4. Absolveu os Réus do demais peticionado;

5. Absolveu as Rés GG e HH dos pedidos contra si deduzidos (2).

B) Julgou a reconvenção improcedente por não provada e consequentemente absolve os Autores de todos os pedidos formulados pelos Réus”.

Desta sentença interpuseram os réus FF e mulher GG, recurso de apelação e os autores contra-alegaram e apresentaram recurso subordinado.

O Tribunal da Relação julgou improcedente a apelação interposta pelos réus FF e GG, mantendo a sentença recorrida;

julgou parcialmente procedente o recurso subordinado interposto pelos autores, condenado os réus FF e GG, a pagar aos autores, até ao limite de € 27.273,34 (vinte sete mil duzentos e setenta e três euros e trinta e quatro cêntimos), o valor correspondente a metade do mencionado prédio desanexado - terreno com 260 m2 -, calculado à data da desanexação do prédio descrito sob o nº …92, a liquidar posteriormente.

Desta decisão interpuseram os réus FF e mulher, GG, recurso de Revista concluindo que:

“I - Nos presentes autos, discute-se a propriedade, o registo e a posse de metade (1/2) de dois prédios urbanos descritos na Conservatória do Registo Predial ......, o prédio urbano descrito sob o n.º …18 e o prédio urbano descrito sob n.º …25, que do anterior foi desanexado e sucessivamente vendido à 3º R e à 4ª R.

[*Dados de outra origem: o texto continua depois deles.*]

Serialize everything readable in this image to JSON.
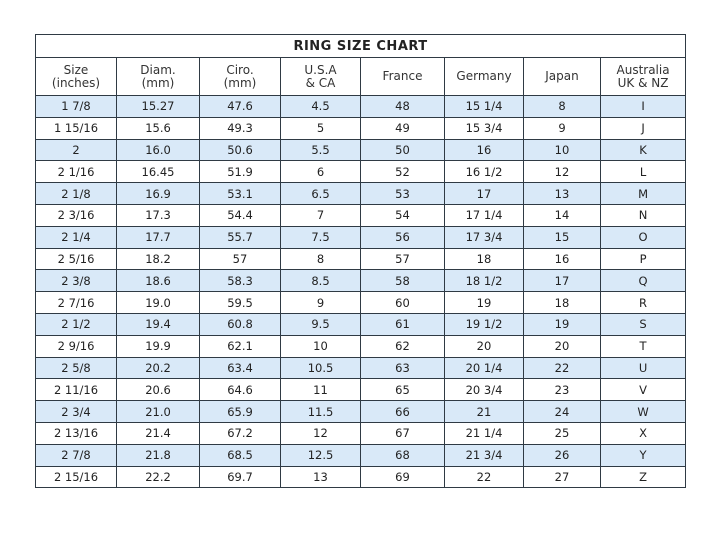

GG - Da recorribilidade do acórdão proferida pelo Tribunal da Relação……: Os Autores/Recorridos formularam vários pedidos contra os RR, distintos e subsidiários entre si.

O Tribunal Judicial da Comarca ……. julgou parcialmente procedente um pedido dos AA, condenando os 1º RR a reconhecerem o direito de propriedade dos mesmos sobre 1/2 do prédio descrito na Conservatória do Registo Predial......, sob o n.º ……91.

Absolveu-os dos demais pedidos.

Julgou totalmente improcedente a Reconvenção dos 1º RR, não contestada pelos AA.

O Tribunal da Relação……. revoga, parcialmente, a decisão do Tribunal de 1.ª instância:

Condena os 1º RR a pagarem uma indemnização aos AA, até ao valor máximo de € 27.273,34, com fundamento em responsabilidade civil extracontratual.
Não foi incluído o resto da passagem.